Updated: May 20, 2026

Rating L-DOPA-Induced Dyskinesias in the Unilaterally 6-OHDA-Lesioned Rat Model of Parkinson's Disease
06:45

Rating L-DOPA-Induced Dyskinesias in the Unilaterally 6-OHDA-Lesioned Rat Model of Parkinson's Disease

Published on: October 4, 2021

Parkinsonian dementias.

Katherine L Possin, Daniel I Kaufer

    Continuum (Minneapolis, Minn.)
    |July 20, 2012
    PubMed
    Summary
    This summary is machine-generated.

    Parkinsonian dementia syndromes involve motor and cognitive decline.

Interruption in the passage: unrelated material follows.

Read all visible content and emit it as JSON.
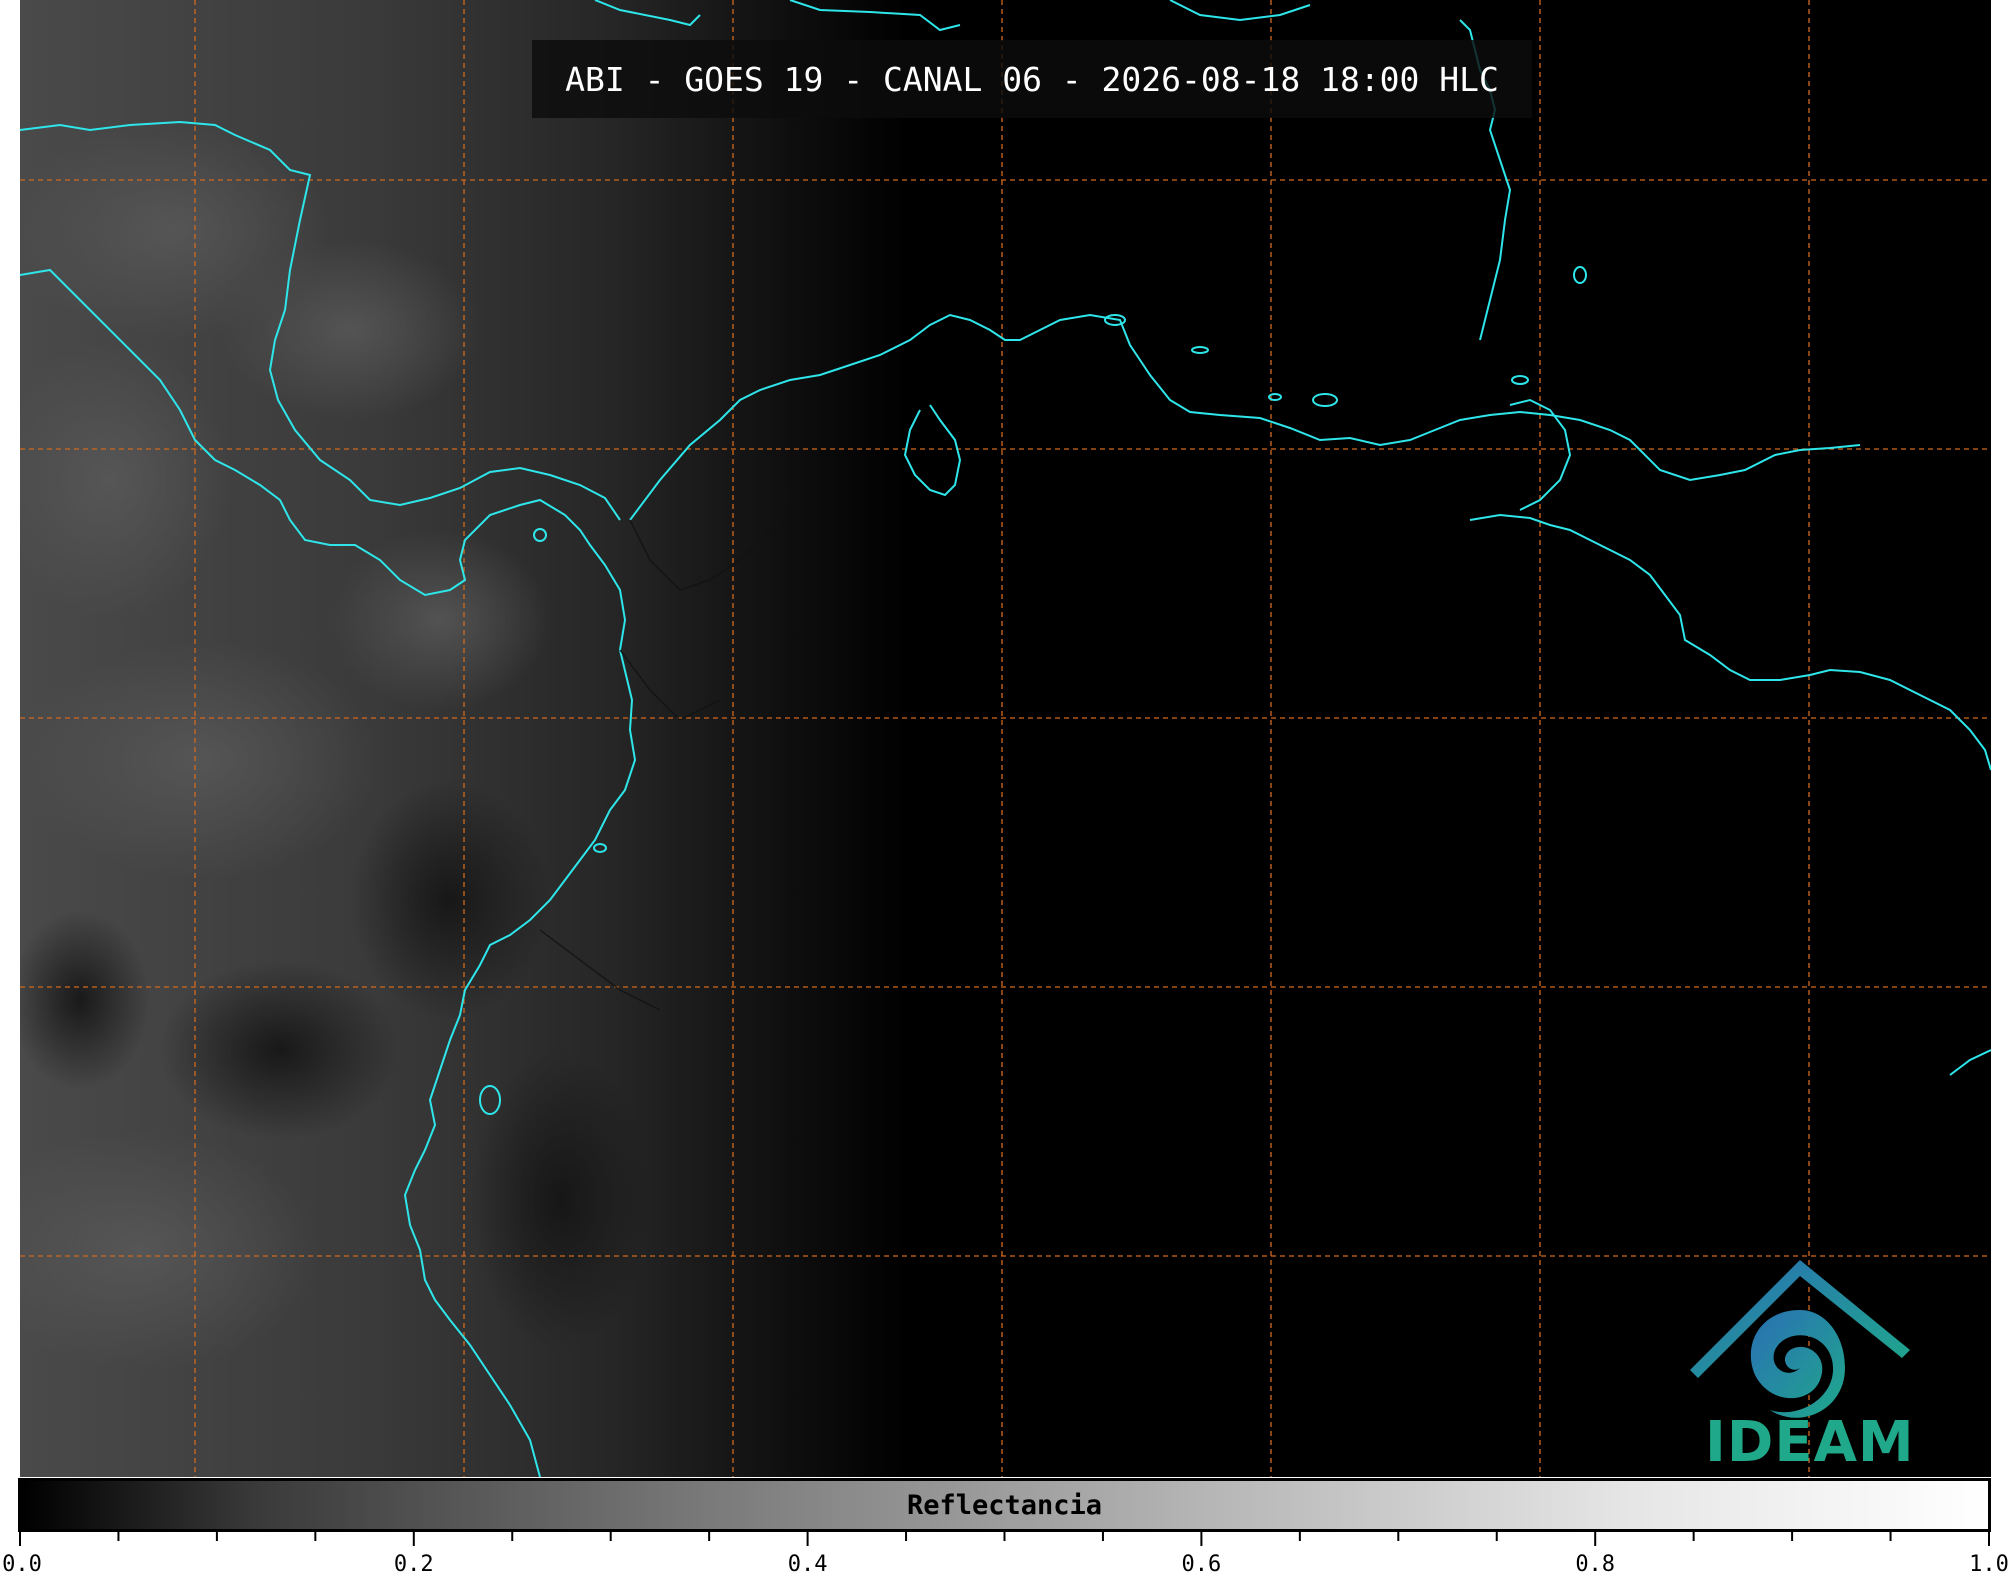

This review covers Lewy body dementias, multiple system atrophies, and other causes, focusing on diagnosis and treatment.

    More Related Videos

    Induction and Assessment of Levodopa-induced Dyskinesias in a Rat Model of Parkinson's Disease
    05:51

    Induction and Assessment of Levodopa-induced Dyskinesias in a Rat Model of Parkinson's Disease

    Published on: October 14, 2021

    Related Experiment Videos

    Last Updated: May 20, 2026

    Rating L-DOPA-Induced Dyskinesias in the Unilaterally 6-OHDA-Lesioned Rat Model of Parkinson's Disease
    06:45

    Rating L-DOPA-Induced Dyskinesias in the Unilaterally 6-OHDA-Lesioned Rat Model of Parkinson's Disease

    Published on: October 4, 2021

    Induction and Assessment of Levodopa-induced Dyskinesias in a Rat Model of Parkinson's Disease
    05:51

    Induction and Assessment of Levodopa-induced Dyskinesias in a Rat Model of Parkinson's Disease

    Published on: October 14, 2021

    Area of Science:

    • Neurology
    • Neuroscience
    • Pathology

    Background:

    • Parkinsonian dementia syndromes combine motor and cognitive impairments with diverse causes.
    • Lewy body dementias (Parkinson disease dementia, dementia with Lewy bodies) feature α-synuclein intracellular inclusions.
    • Multiple system atrophies (MSAs) present with autonomic and motor signs and α-synuclein glial inclusions.

    Purpose of the Study:

    • To review clinical presentations, differential diagnoses, and therapeutic strategies for synucleinopathies and related parkinsonian dementia syndromes.
    • To differentiate parkinsonian dementias based on underlying pathology, including α-synuclein and tau abnormalities.
    • To explore less common causes such as drug-induced parkinsonism, vascular parkinsonism, and Alzheimer disease with extrapyramidal signs.

    Main Methods:

    • Review of clinical presentations, diagnostic characteristics, and therapeutic approaches.
    • Pathological differentiation based on protein aggregates (α-synuclein, tau).
    • Comparative analysis of distinct parkinsonian dementia syndromes.

    Main Results:

    • Lewy body dementias and MSAs are key α-synucleinopathies.
    • Progressive supranuclear palsy and corticobasal degeneration are distinguished by tau pathology.
    • Differential diagnosis includes vascular, drug-induced, and metabolic causes.

    Conclusions:

    • Accurate diagnosis of parkinsonian dementia syndromes relies on integrating clinical, imaging, and pathological findings.
    • Understanding the distinct molecular pathologies (α-synuclein vs. tau) is crucial for targeted therapies.
    • Comprehensive management strategies are needed for these complex neurodegenerative disorders.